YOU are the weakest link
1 April 2005 | 0
When it comes to maintaining IT security the human factor is the most vulnerable point of an organisation’s defences, according to the findings of an exclusive survey of Irish IT managers conducted by ComputerScope.
The survey, which attracted more than 500 responses from ComputerScope’s reader base of IT decision makers, sought their opinions on a variety of security-related topics and their preferred methods of meeting the threats.
A key finding was that although the overwhelming majority of respondents had some degree of confidence in their company’s enterprise security system only 8 per cent would go so far as to say that they were ‘extremely confident’ in the same. Hands-on control is also highly valued as 53 per cent of respondents described their security system as being ‘controlled internally’ whereas only 4 per cent said that it was fully outsourced to a third-party service provider.
However most respondents put the behaviour of both employees and management at or near the top of the lists of concerns regarding both the nature of threats facing their organisations, the challenges facing IT departments and the potential remedies that could reduce the probability of a security breach.
For example, when asked what were the most important security challenges facing their organisation in the next 12 months the most common response was ‘employees underestimating the importance of following security policy’ with nearly three quarters (73 per cent) of respondents selecting this as a concern and nearly half (46 per cent) expressing the same reservations about business executives.

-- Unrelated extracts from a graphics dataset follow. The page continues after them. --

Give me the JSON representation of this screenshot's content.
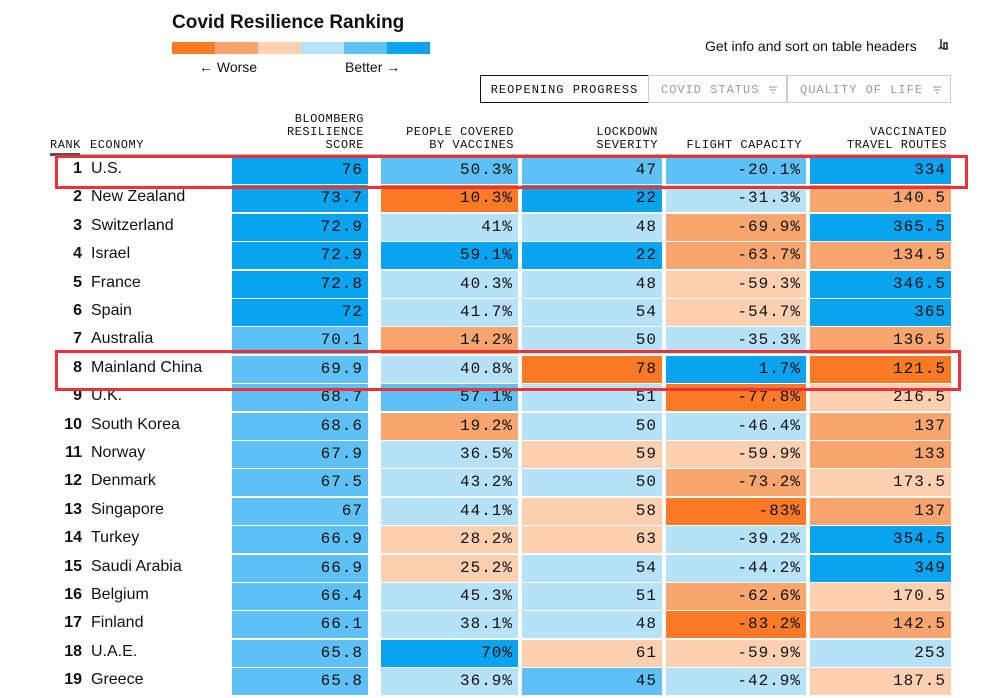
{
  "header": {
    "title": "Covid Resilience Ranking",
    "legend": {
      "colors": [
        "#fa7a26",
        "#f9a570",
        "#fdd0b2",
        "#b6e1f7",
        "#5ec0f4",
        "#0aa3f0"
      ],
      "worse": "← Worse",
      "better": "Better →"
    },
    "info": "Get info and sort on table headers"
  },
  "tabs": [
    {
      "label": "REOPENING PROGRESS",
      "active": true
    },
    {
      "label": "COVID STATUS",
      "active": false
    },
    {
      "label": "QUALITY OF LIFE",
      "active": false
    }
  ],
  "table": {
    "columns": [
      "RANK",
      "ECONOMY",
      "BLOOMBERG\nRESILIENCE\nSCORE",
      "PEOPLE COVERED\nBY VACCINES",
      "LOCKDOWN\nSEVERITY",
      "FLIGHT CAPACITY",
      "VACCINATED\nTRAVEL ROUTES"
    ],
    "rows": [
      {
        "rank": "1",
        "economy": "U.S.",
        "cells": [
          {
            "text": "76",
            "color": "#0aa3f0"
          },
          {
            "text": "50.3%",
            "color": "#5ec0f4"
          },
          {
            "text": "47",
            "color": "#5ec0f4"
          },
          {
            "text": "-20.1%",
            "color": "#5ec0f4"
          },
          {
            "text": "334",
            "color": "#0aa3f0"
          }
        ]
      },
      {
        "rank": "2",
        "economy": "New Zealand",
        "cells": [
          {
            "text": "73.7",
            "color": "#0aa3f0"
          },
          {
            "text": "10.3%",
            "color": "#fa7a26"
          },
          {
            "text": "22",
            "color": "#0aa3f0"
          },
          {
            "text": "-31.3%",
            "color": "#b6e1f7"
          },
          {
            "text": "140.5",
            "color": "#f9a570"
          }
        ]
      },
      {
        "rank": "3",
        "economy": "Switzerland",
        "cells": [
          {
            "text": "72.9",
            "color": "#0aa3f0"
          },
          {
            "text": "41%",
            "color": "#b6e1f7"
          },
          {
            "text": "48",
            "color": "#b6e1f7"
          },
          {
            "text": "-69.9%",
            "color": "#f9a570"
          },
          {
            "text": "365.5",
            "color": "#0aa3f0"
          }
        ]
      },
      {
        "rank": "4",
        "economy": "Israel",
        "cells": [
          {
            "text": "72.9",
            "color": "#0aa3f0"
          },
          {
            "text": "59.1%",
            "color": "#0aa3f0"
          },
          {
            "text": "22",
            "color": "#0aa3f0"
          },
          {
            "text": "-63.7%",
            "color": "#f9a570"
          },
          {
            "text": "134.5",
            "color": "#f9a570"
          }
        ]
      },
      {
        "rank": "5",
        "economy": "France",
        "cells": [
          {
            "text": "72.8",
            "color": "#0aa3f0"
          },
          {
            "text": "40.3%",
            "color": "#b6e1f7"
          },
          {
            "text": "48",
            "color": "#b6e1f7"
          },
          {
            "text": "-59.3%",
            "color": "#fdd0b2"
          },
          {
            "text": "346.5",
            "color": "#0aa3f0"
          }
        ]
      },
      {
        "rank": "6",
        "economy": "Spain",
        "cells": [
          {
            "text": "72",
            "color": "#0aa3f0"
          },
          {
            "text": "41.7%",
            "color": "#b6e1f7"
          },
          {
            "text": "54",
            "color": "#b6e1f7"
          },
          {
            "text": "-54.7%",
            "color": "#fdd0b2"
          },
          {
            "text": "365",
            "color": "#0aa3f0"
          }
        ]
      },
      {
        "rank": "7",
        "economy": "Australia",
        "cells": [
          {
            "text": "70.1",
            "color": "#5ec0f4"
          },
          {
            "text": "14.2%",
            "color": "#f9a570"
          },
          {
            "text": "50",
            "color": "#b6e1f7"
          },
          {
            "text": "-35.3%",
            "color": "#b6e1f7"
          },
          {
            "text": "136.5",
            "color": "#f9a570"
          }
        ]
      },
      {
        "rank": "8",
        "economy": "Mainland China",
        "cells": [
          {
            "text": "69.9",
            "color": "#5ec0f4"
          },
          {
            "text": "40.8%",
            "color": "#b6e1f7"
          },
          {
            "text": "78",
            "color": "#fa7a26"
          },
          {
            "text": "1.7%",
            "color": "#0aa3f0"
          },
          {
            "text": "121.5",
            "color": "#fa7a26"
          }
        ]
      },
      {
        "rank": "9",
        "economy": "U.K.",
        "cells": [
          {
            "text": "68.7",
            "color": "#5ec0f4"
          },
          {
            "text": "57.1%",
            "color": "#5ec0f4"
          },
          {
            "text": "51",
            "color": "#b6e1f7"
          },
          {
            "text": "-77.8%",
            "color": "#fa7a26"
          },
          {
            "text": "216.5",
            "color": "#fdd0b2"
          }
        ]
      },
      {
        "rank": "10",
        "economy": "South Korea",
        "cells": [
          {
            "text": "68.6",
            "color": "#5ec0f4"
          },
          {
            "text": "19.2%",
            "color": "#f9a570"
          },
          {
            "text": "50",
            "color": "#b6e1f7"
          },
          {
            "text": "-46.4%",
            "color": "#b6e1f7"
          },
          {
            "text": "137",
            "color": "#f9a570"
          }
        ]
      },
      {
        "rank": "11",
        "economy": "Norway",
        "cells": [
          {
            "text": "67.9",
            "color": "#5ec0f4"
          },
          {
            "text": "36.5%",
            "color": "#b6e1f7"
          },
          {
            "text": "59",
            "color": "#fdd0b2"
          },
          {
            "text": "-59.9%",
            "color": "#fdd0b2"
          },
          {
            "text": "133",
            "color": "#f9a570"
          }
        ]
      },
      {
        "rank": "12",
        "economy": "Denmark",
        "cells": [
          {
            "text": "67.5",
            "color": "#5ec0f4"
          },
          {
            "text": "43.2%",
            "color": "#b6e1f7"
          },
          {
            "text": "50",
            "color": "#b6e1f7"
          },
          {
            "text": "-73.2%",
            "color": "#f9a570"
          },
          {
            "text": "173.5",
            "color": "#fdd0b2"
          }
        ]
      },
      {
        "rank": "13",
        "economy": "Singapore",
        "cells": [
          {
            "text": "67",
            "color": "#5ec0f4"
          },
          {
            "text": "44.1%",
            "color": "#b6e1f7"
          },
          {
            "text": "58",
            "color": "#fdd0b2"
          },
          {
            "text": "-83%",
            "color": "#fa7a26"
          },
          {
            "text": "137",
            "color": "#f9a570"
          }
        ]
      },
      {
        "rank": "14",
        "economy": "Turkey",
        "cells": [
          {
            "text": "66.9",
            "color": "#5ec0f4"
          },
          {
            "text": "28.2%",
            "color": "#fdd0b2"
          },
          {
            "text": "63",
            "color": "#fdd0b2"
          },
          {
            "text": "-39.2%",
            "color": "#b6e1f7"
          },
          {
            "text": "354.5",
            "color": "#0aa3f0"
          }
        ]
      },
      {
        "rank": "15",
        "economy": "Saudi Arabia",
        "cells": [
          {
            "text": "66.9",
            "color": "#5ec0f4"
          },
          {
            "text": "25.2%",
            "color": "#fdd0b2"
          },
          {
            "text": "54",
            "color": "#b6e1f7"
          },
          {
            "text": "-44.2%",
            "color": "#b6e1f7"
          },
          {
            "text": "349",
            "color": "#0aa3f0"
          }
        ]
      },
      {
        "rank": "16",
        "economy": "Belgium",
        "cells": [
          {
            "text": "66.4",
            "color": "#5ec0f4"
          },
          {
            "text": "45.3%",
            "color": "#b6e1f7"
          },
          {
            "text": "51",
            "color": "#b6e1f7"
          },
          {
            "text": "-62.6%",
            "color": "#f9a570"
          },
          {
            "text": "170.5",
            "color": "#fdd0b2"
          }
        ]
      },
      {
        "rank": "17",
        "economy": "Finland",
        "cells": [
          {
            "text": "66.1",
            "color": "#5ec0f4"
          },
          {
            "text": "38.1%",
            "color": "#b6e1f7"
          },
          {
            "text": "48",
            "color": "#b6e1f7"
          },
          {
            "text": "-83.2%",
            "color": "#fa7a26"
          },
          {
            "text": "142.5",
            "color": "#f9a570"
          }
        ]
      },
      {
        "rank": "18",
        "economy": "U.A.E.",
        "cells": [
          {
            "text": "65.8",
            "color": "#5ec0f4"
          },
          {
            "text": "70%",
            "color": "#0aa3f0"
          },
          {
            "text": "61",
            "color": "#fdd0b2"
          },
          {
            "text": "-59.9%",
            "color": "#fdd0b2"
          },
          {
            "text": "253",
            "color": "#b6e1f7"
          }
        ]
      },
      {
        "rank": "19",
        "economy": "Greece",
        "cells": [
          {
            "text": "65.8",
            "color": "#5ec0f4"
          },
          {
            "text": "36.9%",
            "color": "#b6e1f7"
          },
          {
            "text": "45",
            "color": "#5ec0f4"
          },
          {
            "text": "-42.9%",
            "color": "#b6e1f7"
          },
          {
            "text": "187.5",
            "color": "#fdd0b2"
          }
        ]
      }
    ]
  }
}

An overwhelming majority (87 per cent) said that the most important security threats they faced were ‘Trojans, viruses, worms and other malicious code’. However the next most widely perceived threat was seen as ‘unintentional employee error’ which was a concern of 45 per cent of respondents.
As for remedies, the most popular corrective action is to train employees more effectively. More than half of all respondents said that they would spend any extra budget they might receive on providing additional training to employees. The next most popular item on the wish list for a bigger budget was ‘hiring a third party to audit security risks and vulnerabilities’ which was chosen by 41 per cent of replies. Following closely behind was hiring more ‘IT staff dedicated to enterprise security’ which was the choice of 38 per cent.
The most popular suppliers of security products were Symantec, Cisco, Network Associates/McAfee, Ceck Point and Microsoft.
The survey results mirror quite closely the results of a similar survey carried out in the US last summer. There, a poll of 600 IT professionals found that the most important security challenge over the next year would be employees underestimating the importance of following security policy and that the most important threat was also malicious code. The most popular remedies among American IT professionals were also providing additional training to employees and increasing dedicated IT security staff.